If you make your living as a beekeeper, Colony Collapse Disorder is obviously a huge problem. You can, in theory, go from "successful beekeeper" to "bankrupt" in just a few weeks, and there is absolutely nothing you can do about it right now. That's bad enough, but the reality is that CCD may also become a big problem for the rest of us as well. IF CCD were to kill off all the bees, there are a number of fruits and vegetables that would disappear from grocery store shelves. Almonds, for example, are a $2.5 billion industry in California, and almond growers depend on honeybees to pollinate the crop. No honeybees means no almonds. Many berries (blackberries, strawberries, etc.) need bees, as do vegetables like cucumbers and squash. And don't forget tree crops like apples, oranges and peaches.
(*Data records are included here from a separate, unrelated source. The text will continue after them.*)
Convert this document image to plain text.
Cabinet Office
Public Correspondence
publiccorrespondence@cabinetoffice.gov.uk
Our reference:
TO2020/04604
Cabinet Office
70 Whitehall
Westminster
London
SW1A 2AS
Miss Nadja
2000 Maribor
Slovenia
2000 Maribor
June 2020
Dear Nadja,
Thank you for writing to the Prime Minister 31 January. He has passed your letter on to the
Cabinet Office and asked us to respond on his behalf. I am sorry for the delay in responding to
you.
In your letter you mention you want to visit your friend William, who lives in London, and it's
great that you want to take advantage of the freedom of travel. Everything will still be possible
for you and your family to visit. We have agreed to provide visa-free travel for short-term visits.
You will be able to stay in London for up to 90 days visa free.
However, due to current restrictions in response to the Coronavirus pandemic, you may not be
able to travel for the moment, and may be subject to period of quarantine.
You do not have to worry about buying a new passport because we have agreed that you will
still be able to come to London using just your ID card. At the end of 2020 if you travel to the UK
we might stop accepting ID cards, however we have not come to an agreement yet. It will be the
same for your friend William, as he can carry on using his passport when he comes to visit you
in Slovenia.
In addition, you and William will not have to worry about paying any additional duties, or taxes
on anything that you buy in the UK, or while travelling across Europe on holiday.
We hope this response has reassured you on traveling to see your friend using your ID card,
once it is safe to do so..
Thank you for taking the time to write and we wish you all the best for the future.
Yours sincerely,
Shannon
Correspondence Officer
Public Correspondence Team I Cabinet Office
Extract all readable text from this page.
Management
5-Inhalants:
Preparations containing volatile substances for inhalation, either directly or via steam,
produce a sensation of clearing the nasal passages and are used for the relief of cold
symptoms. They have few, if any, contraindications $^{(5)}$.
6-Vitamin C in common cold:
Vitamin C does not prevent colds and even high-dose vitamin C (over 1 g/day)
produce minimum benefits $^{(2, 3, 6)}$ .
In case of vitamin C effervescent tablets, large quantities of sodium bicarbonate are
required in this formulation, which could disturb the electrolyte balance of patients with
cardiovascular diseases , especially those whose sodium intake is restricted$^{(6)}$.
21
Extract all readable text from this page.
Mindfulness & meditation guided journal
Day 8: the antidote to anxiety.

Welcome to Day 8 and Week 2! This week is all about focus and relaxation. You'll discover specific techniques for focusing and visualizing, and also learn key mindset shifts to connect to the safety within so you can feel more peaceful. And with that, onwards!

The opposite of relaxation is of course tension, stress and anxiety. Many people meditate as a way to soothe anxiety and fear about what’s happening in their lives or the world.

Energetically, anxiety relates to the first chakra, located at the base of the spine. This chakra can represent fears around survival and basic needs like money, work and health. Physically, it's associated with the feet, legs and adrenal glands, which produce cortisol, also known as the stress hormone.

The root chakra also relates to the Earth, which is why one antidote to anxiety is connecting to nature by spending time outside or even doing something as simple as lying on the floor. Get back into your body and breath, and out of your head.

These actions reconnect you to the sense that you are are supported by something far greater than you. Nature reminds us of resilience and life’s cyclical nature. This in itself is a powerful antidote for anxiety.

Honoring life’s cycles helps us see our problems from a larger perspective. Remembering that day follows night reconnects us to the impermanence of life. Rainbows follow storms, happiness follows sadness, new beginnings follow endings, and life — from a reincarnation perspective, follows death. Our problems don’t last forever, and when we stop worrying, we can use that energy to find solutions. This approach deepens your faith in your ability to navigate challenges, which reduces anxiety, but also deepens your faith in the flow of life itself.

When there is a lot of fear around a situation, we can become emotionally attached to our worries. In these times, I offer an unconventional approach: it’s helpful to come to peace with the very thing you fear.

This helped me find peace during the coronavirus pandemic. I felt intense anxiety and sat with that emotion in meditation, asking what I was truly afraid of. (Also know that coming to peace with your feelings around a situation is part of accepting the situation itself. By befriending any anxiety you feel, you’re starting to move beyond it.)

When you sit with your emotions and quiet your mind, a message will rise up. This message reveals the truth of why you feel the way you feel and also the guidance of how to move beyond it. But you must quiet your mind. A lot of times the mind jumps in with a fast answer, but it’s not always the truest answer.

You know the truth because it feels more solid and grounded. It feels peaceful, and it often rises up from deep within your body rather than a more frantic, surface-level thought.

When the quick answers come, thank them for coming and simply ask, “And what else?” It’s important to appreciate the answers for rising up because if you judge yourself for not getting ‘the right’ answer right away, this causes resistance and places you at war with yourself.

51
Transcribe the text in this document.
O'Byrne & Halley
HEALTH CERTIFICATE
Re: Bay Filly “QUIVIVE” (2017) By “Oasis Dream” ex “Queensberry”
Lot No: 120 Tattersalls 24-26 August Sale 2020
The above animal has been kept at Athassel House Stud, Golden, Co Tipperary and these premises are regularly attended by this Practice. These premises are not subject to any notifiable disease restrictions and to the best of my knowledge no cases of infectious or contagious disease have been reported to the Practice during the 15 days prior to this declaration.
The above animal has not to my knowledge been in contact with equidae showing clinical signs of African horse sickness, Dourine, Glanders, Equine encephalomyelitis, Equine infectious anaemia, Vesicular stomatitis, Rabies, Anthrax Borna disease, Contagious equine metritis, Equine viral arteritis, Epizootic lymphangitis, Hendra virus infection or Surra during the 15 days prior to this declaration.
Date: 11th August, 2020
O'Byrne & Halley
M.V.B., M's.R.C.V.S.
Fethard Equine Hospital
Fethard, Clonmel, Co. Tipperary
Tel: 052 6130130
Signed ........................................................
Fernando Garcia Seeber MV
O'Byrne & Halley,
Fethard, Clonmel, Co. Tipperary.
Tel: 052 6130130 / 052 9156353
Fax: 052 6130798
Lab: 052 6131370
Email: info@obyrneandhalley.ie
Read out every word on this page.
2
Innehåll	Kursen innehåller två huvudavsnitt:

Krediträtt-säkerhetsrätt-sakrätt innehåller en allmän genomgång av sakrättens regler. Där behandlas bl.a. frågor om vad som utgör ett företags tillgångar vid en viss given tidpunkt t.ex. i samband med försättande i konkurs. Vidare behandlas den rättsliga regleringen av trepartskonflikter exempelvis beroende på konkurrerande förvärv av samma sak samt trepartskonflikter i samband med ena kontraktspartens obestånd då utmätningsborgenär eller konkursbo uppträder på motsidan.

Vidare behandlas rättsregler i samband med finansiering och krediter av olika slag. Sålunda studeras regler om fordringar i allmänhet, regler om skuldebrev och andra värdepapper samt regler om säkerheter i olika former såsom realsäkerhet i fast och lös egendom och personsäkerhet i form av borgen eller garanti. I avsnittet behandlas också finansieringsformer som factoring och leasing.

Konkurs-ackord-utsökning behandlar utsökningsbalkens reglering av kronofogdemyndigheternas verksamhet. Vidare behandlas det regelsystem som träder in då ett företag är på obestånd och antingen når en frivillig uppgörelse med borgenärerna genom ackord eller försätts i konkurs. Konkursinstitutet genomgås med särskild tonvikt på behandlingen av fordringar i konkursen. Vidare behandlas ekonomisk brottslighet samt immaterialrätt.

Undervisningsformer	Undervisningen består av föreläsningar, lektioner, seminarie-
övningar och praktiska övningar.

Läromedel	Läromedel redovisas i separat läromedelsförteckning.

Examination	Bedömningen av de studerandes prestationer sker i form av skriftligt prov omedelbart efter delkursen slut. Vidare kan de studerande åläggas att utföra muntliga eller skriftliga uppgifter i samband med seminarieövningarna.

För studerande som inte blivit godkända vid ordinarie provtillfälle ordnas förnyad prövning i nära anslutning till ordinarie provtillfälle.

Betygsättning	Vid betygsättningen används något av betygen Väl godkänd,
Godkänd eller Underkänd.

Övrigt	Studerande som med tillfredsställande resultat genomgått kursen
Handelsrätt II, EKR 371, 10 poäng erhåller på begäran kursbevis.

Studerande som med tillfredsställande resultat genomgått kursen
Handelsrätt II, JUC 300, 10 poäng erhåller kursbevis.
Watermelon and cantaloupes depend on bees. And cotton ... As you can see, many different crops need the bees.

So why, all of a sudden, is this happening? No one is sure, although lots of scientists are looking at the problem very intensely right now. One theory is that a new breed of nicotine-based insecticides may have something to do with it. These insecticides are systemic, meaning that the plant absorbs the insecticide through the roots and spreads it to every part of the plant. Another possibility that has been suggested is genetically modified crops. These plants have a bacteria gene inserted into the genome that produces a natural insecticide in every part of the plant. Another possibility that has been suggested is cell phone radiation. The problem with all three of these possibilities is that CCD started abruptly in the fall of 2006, and all of these things have been around for some time. Cell phones, for example, have been in use since the 1980s, and they have been widespread for a decade.

The other possibility is that some new kind of disease, mite or fungus is to blame. One of the very odd things about CCD is the condition of the bees left in the hive. They usually are infected with several different viruses and fungi. It looks as though the immune system of the bees is failing. If so, it might be something like AIDS in human beings, where a collapse of the human immune system leaves a person unprotected from a host of diseases. It might also be that a new bee fungus has appeared. One of the very strange things about CCD hives is that other bees leave them alone. In a normal situation, bees from other hives will fly in and rob all of the honey out of a weak hive. In CCD hives, that does not immediately happen.

As you can see, Colony Collapse Disorder is a complete mystery right now. It is a mystery that could, potentially, have a multi-billion dollar affect on many different crops if we don't figure it out soon.